Im vorliegenden Fall ging das Strafgericht also schon im Zeitpunkt der Verurteilung davon aus, dass mit einer bedingten Strafe das Auslangen gefunden werden kann, also der Bf auch ohne Vollzug der Strafe von weiteren strafbaren Handlungen dieser Art abgehalten werden kann.

 

Wesentlich zu Gunsten des Bf spricht im vorliegenden Fall zudem, dass im Zeitpunkt der landesverwaltungsgerichtlichen Entscheidung bereits annähernd 8 Monate seit der Tat vergangen sind. Selbst die belangte Behörde ging im Bescheid vom 23. März 2016 von einer bloß 3 Monate lang andauernden Verkehrsunzuverlässigkeit aus. Nach dem verfahrensgegenständlichen Vorfall ist der Bf im Besitz seiner Lenkberechtigung gewesen und ist er nach der Aktenlage und Mitteilung der belangten Behörde seitdem nicht mehr negativ in Erscheinung getreten und hat sich offensichtlich wohlverhalten. Die belangte Behörde hat im Übrigen vom Ausschluss der aufschiebenden Wirkung abgesehen, woraus abzuleiten ist, dass die belangte Behörde nach Abwägung der berührten öffentlichen Interessen nicht davon ausging, dass der vorzeitige Vollzug des angefochtenen Bescheides wegen Gefahr im Verzug dringend geboten ist (§ 13 Abs 2 VwGVG).  

 

Aufgrund der dargelegten Umstände und seines Verhaltens kann zwar davon ausgegangen werden, dass der Bf im Tatzeitpunkt und im Zeitpunkt der strafgerichtlichen Verurteilung verkehrsunzuverlässig war, zum jetzigen Zeitpunkt ist aber zu berücksichtigen, dass die Lenkberechtigung nur dann entzogen werden darf, wenn aufgrund der Sach- und Rechtslage im Zeitpunkt der Entscheidung anzunehmen ist, dass eine Verkehrsunzuverlässigkeit noch vorliegt und die Verkehrszuverlässigkeit nicht vor Ablauf von 3 Monaten (Mindestentzugsdauer gemäß § 25 Abs. 3 FSG) eintreten wird (vgl. VwGH 14. September 2004, 2004/11/0119; 26. Jänner 2010, 2009/11/0207; 29. März 2011, 2009/11/0231). Würde das Landesverwaltungsgericht daher nunmehr die Mindestentzugsdauer von 3 Monaten bestätigen, würde unter Annahme einer Zustellung in der ersten Juliwoche 2016 davon auszugehen sein, dass der Bf seit dem Tatzeitpunkt im November 2015 bis Oktober 2016, also über einen Zeitraum von ca. 11 Monaten verkehrsunzuverlässig sein müsste. Eine derart lange Dauer der Verkehrsunzuverlässigkeit erscheint trotz der gegen in Ausübung ihres Dienstes befindliche Beamte gerichteten Gewalttätigkeit auch angesichts der Unbescholtenheit des Bf, seiner Reue und angesichts der Tatsache, dass es beim Versuch blieb, nicht vertretbar (vgl. dazu VwGH v. 27. Mai 1999, 98/11/0198). Letztlich bleibt eine versuchte Körperverletzung, die lediglich aufgrund des Umstandes, dass sie sich gegen Beamte richtete, eine Qualifikation (§ 84 StGB) und (mangels Wiederholung eines Deliktes nach § 83 StGB) ein Greifen des § 7 Abs 3 Z9  1. HS FSG bewirkt.

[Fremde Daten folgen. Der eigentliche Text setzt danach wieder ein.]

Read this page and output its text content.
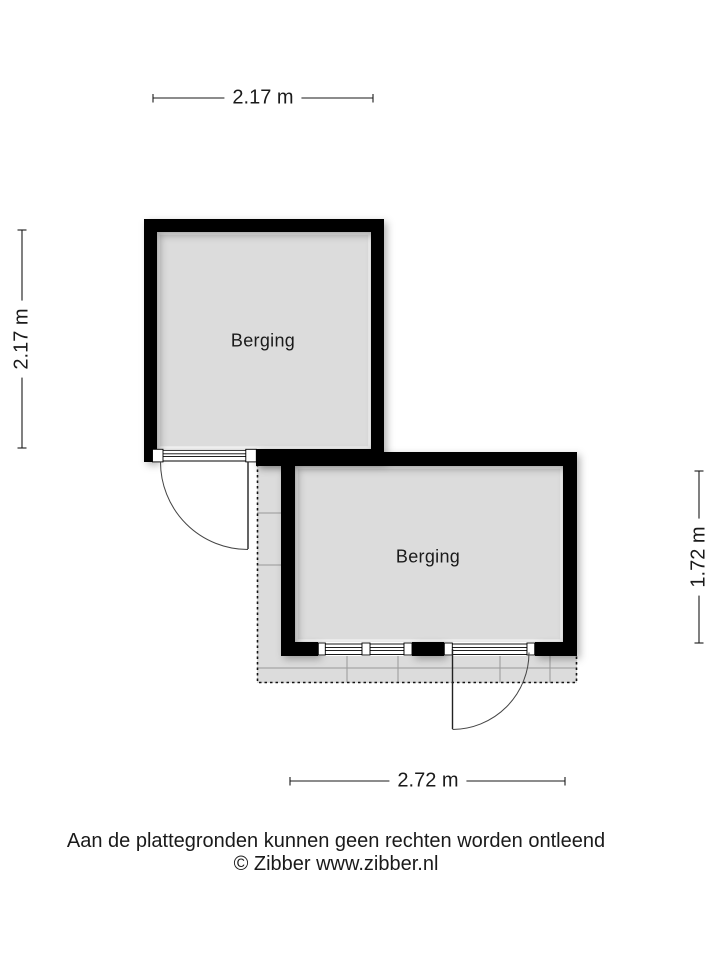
Berging
Berging
2.17 m
2.17 m
1.72 m
2.72 m
Aan de plattegronden kunnen geen rechten worden ontleend
© Zibber www.zibber.nl
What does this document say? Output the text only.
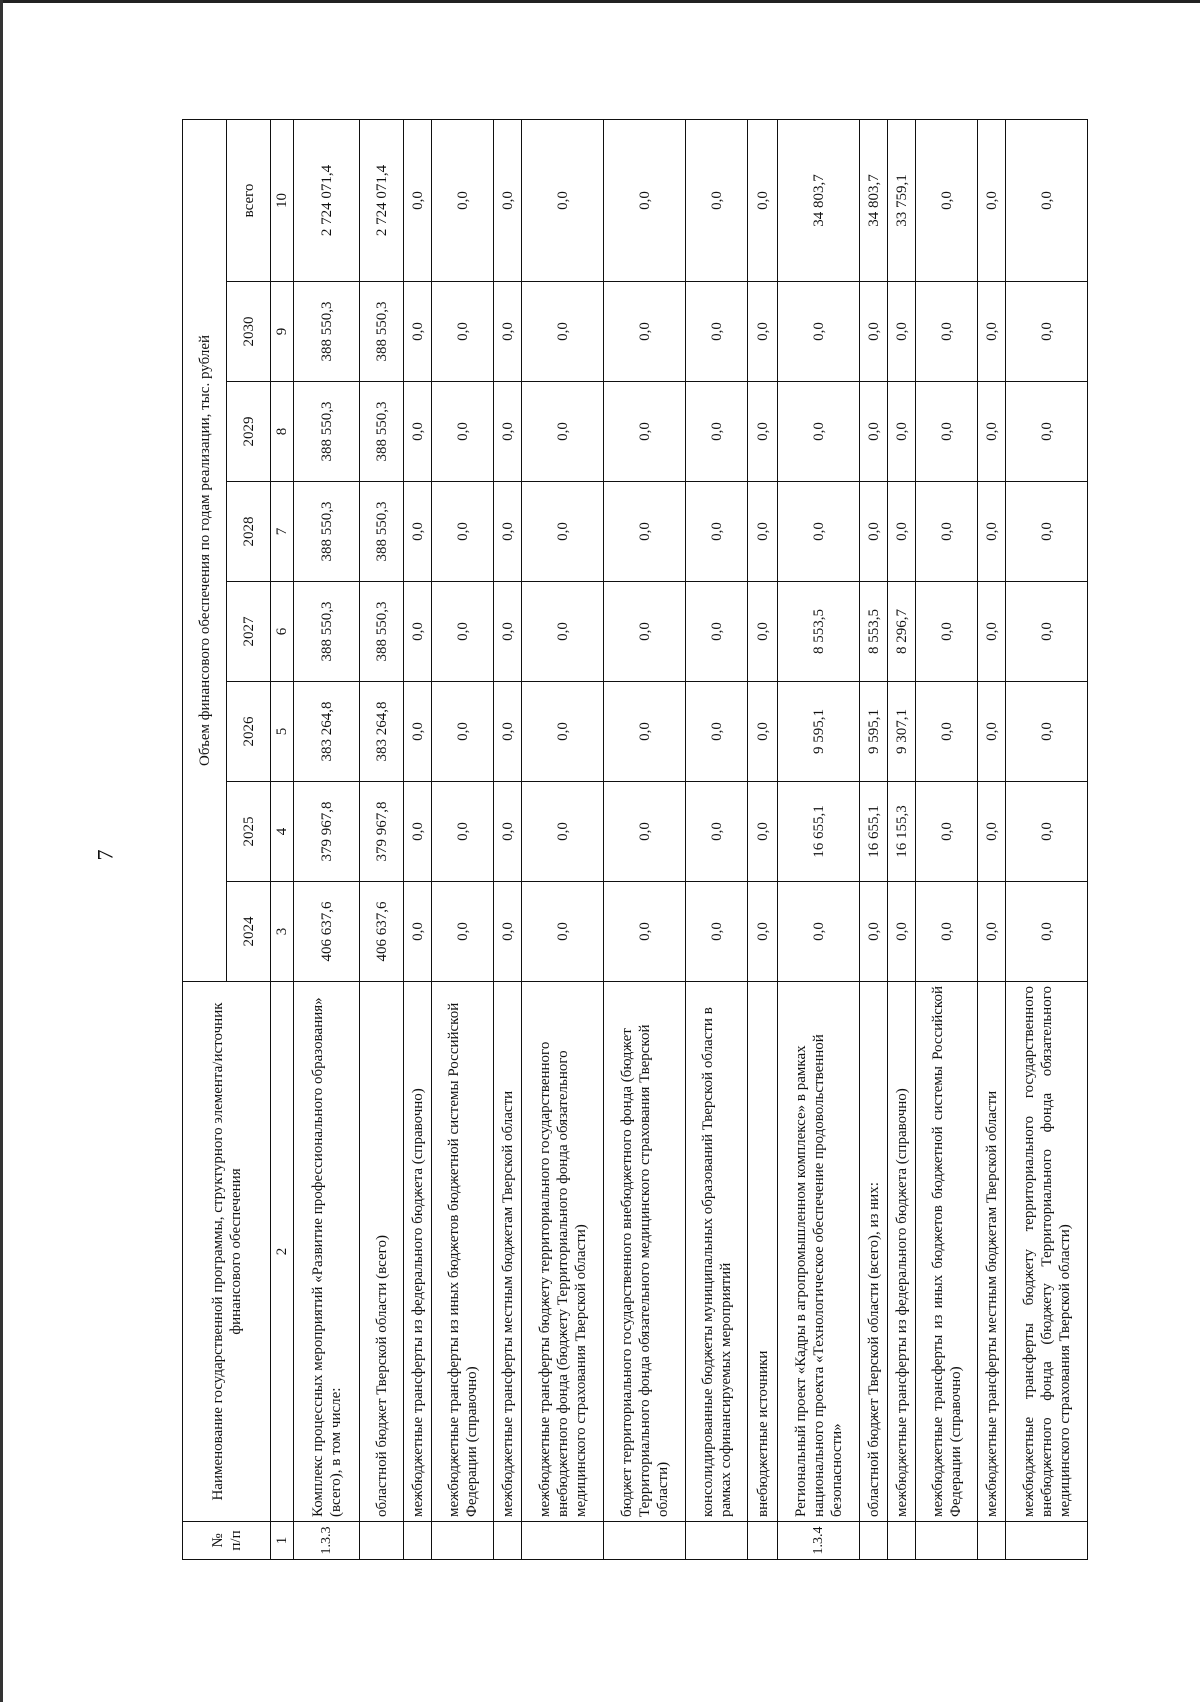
7
№ п/п	Наименование государственной программы, структурного элемента/источник финансового обеспечения	Объем финансового обеспечения по годам реализации, тыс. рублей							
		2024	2025	2026	2027	2028	2029	2030	всего
1	2	3	4	5	6	7	8	9	10
1.3.3	Комплекс процессных мероприятий «Развитие профессионального образования» (всего), в том числе:	406 637,6	379 967,8	383 264,8	388 550,3	388 550,3	388 550,3	388 550,3	2 724 071,4
	областной бюджет Тверской области (всего)	406 637,6	379 967,8	383 264,8	388 550,3	388 550,3	388 550,3	388 550,3	2 724 071,4
	межбюджетные трансферты из федерального бюджета (справочно)	0,0	0,0	0,0	0,0	0,0	0,0	0,0	0,0
	межбюджетные трансферты из иных бюджетов бюджетной системы Российской Федерации (справочно)	0,0	0,0	0,0	0,0	0,0	0,0	0,0	0,0
	межбюджетные трансферты местным бюджетам Тверской области	0,0	0,0	0,0	0,0	0,0	0,0	0,0	0,0
	межбюджетные трансферты бюджету территориального государственного внебюджетного фонда (бюджету Территориального фонда обязательного медицинского страхования Тверской области)	0,0	0,0	0,0	0,0	0,0	0,0	0,0	0,0
	бюджет территориального государственного внебюджетного фонда (бюджет Территориального фонда обязательного медицинского страхования Тверской области)	0,0	0,0	0,0	0,0	0,0	0,0	0,0	0,0
	консолидированные бюджеты муниципальных образований Тверской области в рамках софинансируемых мероприятий	0,0	0,0	0,0	0,0	0,0	0,0	0,0	0,0
	внебюджетные источники	0,0	0,0	0,0	0,0	0,0	0,0	0,0	0,0
1.3.4	Региональный проект «Кадры в агропромышленном комплексе» в рамках национального проекта «Технологическое обеспечение продовольственной безопасности»	0,0	16 655,1	9 595,1	8 553,5	0,0	0,0	0,0	34 803,7
	областной бюджет Тверской области (всего), из них:	0,0	16 655,1	9 595,1	8 553,5	0,0	0,0	0,0	34 803,7
	межбюджетные трансферты из федерального бюджета (справочно)	0,0	16 155,3	9 307,1	8 296,7	0,0	0,0	0,0	33 759,1
	межбюджетные трансферты из иных бюджетов бюджетной системы Российской Федерации (справочно)	0,0	0,0	0,0	0,0	0,0	0,0	0,0	0,0
	межбюджетные трансферты местным бюджетам Тверской области	0,0	0,0	0,0	0,0	0,0	0,0	0,0	0,0
	межбюджетные трансферты бюджету территориального государственного внебюджетного фонда (бюджету Территориального фонда обязательного медицинского страхования Тверской области)	0,0	0,0	0,0	0,0	0,0	0,0	0,0	0,0
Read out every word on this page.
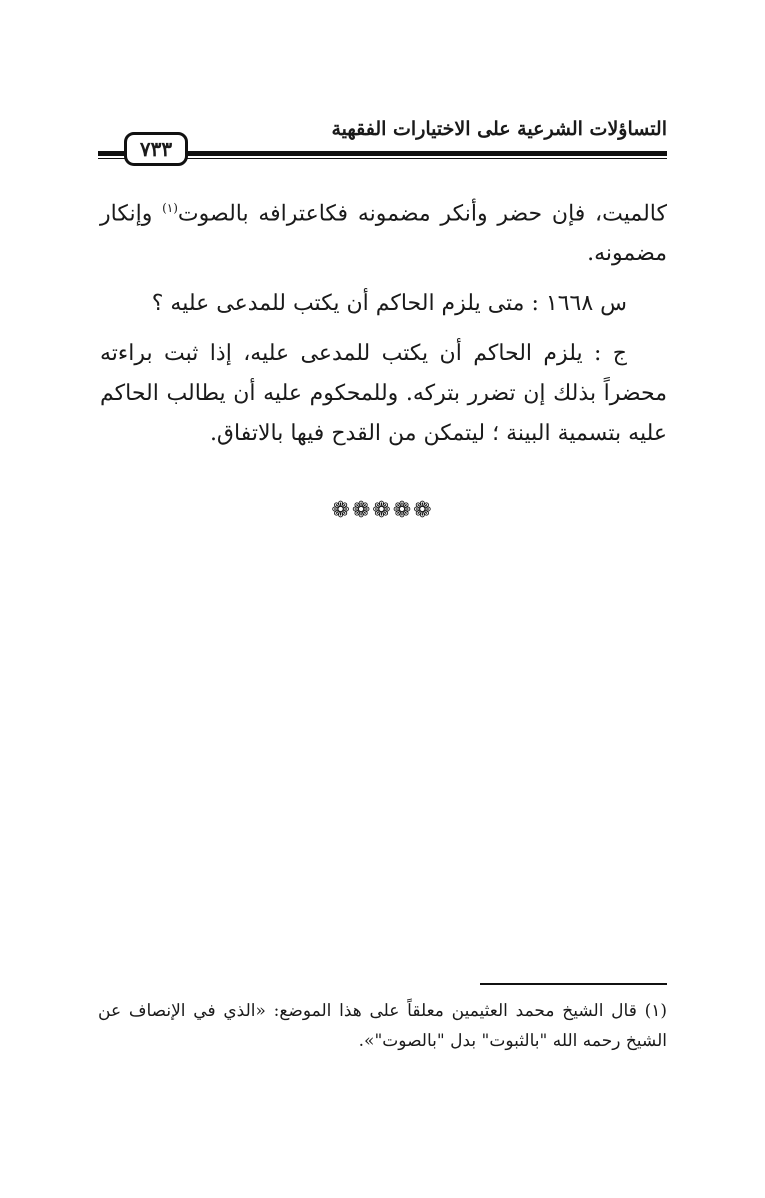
التساؤلات الشرعية على الاختيارات الفقهية
٧٣٣

كالميت، فإن حضر وأنكر مضمونه فكاعترافه بالصوت$^{(١)}$ وإنكار مضمونه.

س ١٦٦٨ : متى يلزم الحاكم أن يكتب للمدعى عليه ؟

ج : يلزم الحاكم أن يكتب للمدعى عليه، إذا ثبت براءته محضراً بذلك إن تضرر بتركه. وللمحكوم عليه أن يطالب الحاكم عليه بتسمية البينة ؛ ليتمكن من القدح فيها بالاتفاق.

❁❁❁❁❁

(١) قال الشيخ محمد العثيمين معلقاً على هذا الموضع: «الذي في الإنصاف عن الشيخ رحمه الله "بالثبوت" بدل "بالصوت"».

Zu berücksichtigen ist darüber hinaus besonders, dass sich der Bf nach dem Aktenstand in der Zeit nach seiner Verurteilung, also seit Anfang Februar (ca. 5 Monate) wohlverhalten hat.

 

Die Annahme einer Verkehrsunzuverlässigkeit ist nach Ansicht des Gerichts insbesondere angesichts der verstrichenen Zeit nicht mehr gerechtfertigt.

 

III.3 Es war daher der Beschwerde stattzugeben und der bekämpfte Bescheid aufzuheben.

 

 

IV. Unzulässigkeit der ordentlichen Revision:

 

Die ordentliche Revision ist unzulässig, da keine Rechtsfrage im Sinne des Art. 133 Abs. 4 B-VG zu beurteilen war, der grundsätzliche Bedeutung zukommt. Weder weicht die gegenständliche Entscheidung von der bisherigen Rechtsprechung des Verwaltungsgerichtshofes ab, noch fehlt es an einer Rechtsprechung. Weiters ist die dazu vorliegende Rechtsprechung des Verwaltungsgerichtshofes auch nicht als uneinheitlich zu beurteilen. Ebenfalls liegen keine sonstigen Hinweise auf eine grundsätzliche Bedeutung der zu lösenden Rechtsfrage vor.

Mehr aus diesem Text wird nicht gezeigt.